Oct 2nd is Custodian Appreciate Day! Today at work the teachers and staff had a luncheon to celebrate the ‘masters of clean’ in our school. I opted to go to the gym rather than get to work 3 hours early and eat. Why? Because I knew I’d just eat again when I got to work, more on break, and again at my lunch break. I didn’t do too terribly bad, but I could have done without the 2 cookies and a slice of cake.
Luncheon days aside, this job creates a terrible food environment. Someone is always offering to share something and there is always junk just laying around screaming, ‘EAT ME.’ Most days I am able to resist and really not even think abou it. Other days I don’t do so well.
I watched a YouTube video on the loseitlikelauren channel today. She is a food addict. In the video, she talks about wanting to try to be a vegan. She feels like cutting certain trigger foods out, like cheese, will help her overcome addiction. I see the point and I do agree; trigger foods are dangerous for the addict.
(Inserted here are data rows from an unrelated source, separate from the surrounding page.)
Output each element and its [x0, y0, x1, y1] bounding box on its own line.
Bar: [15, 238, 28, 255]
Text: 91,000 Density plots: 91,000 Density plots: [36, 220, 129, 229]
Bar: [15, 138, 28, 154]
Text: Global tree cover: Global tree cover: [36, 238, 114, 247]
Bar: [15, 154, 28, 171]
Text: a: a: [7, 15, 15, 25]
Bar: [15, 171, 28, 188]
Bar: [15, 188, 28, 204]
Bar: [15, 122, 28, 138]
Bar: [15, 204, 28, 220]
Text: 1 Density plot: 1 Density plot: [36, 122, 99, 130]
What I don’t agree with is totally changing the way you eat. What I mean is, by giving yourself so many new limitations, you’re essentially causing yourself to become obsessed with food in a whole new way. I’ve been there. I know. All that being said, she is not vegan, and 8 months later, she is still in a daily struggle with food. I really feel upset that she has been struggling publicly with her weight loss journey for 8 years and aside from a 147+/- weight loss, doesn’t seem to have changed her brain or heart any. I’d love to meet her and give her a hug… oh, and tell her that she needs Jesus! I’m not perfect, but I can’t imagine where I’d be without Him.
Today was upper-body day 1 plus sometime on the bike and a few laps. I got to he gym well after my 11:15am goal so Y&R was almost over and I got bored on the bike! Maybe I’ll get some core in this evening. Maybe.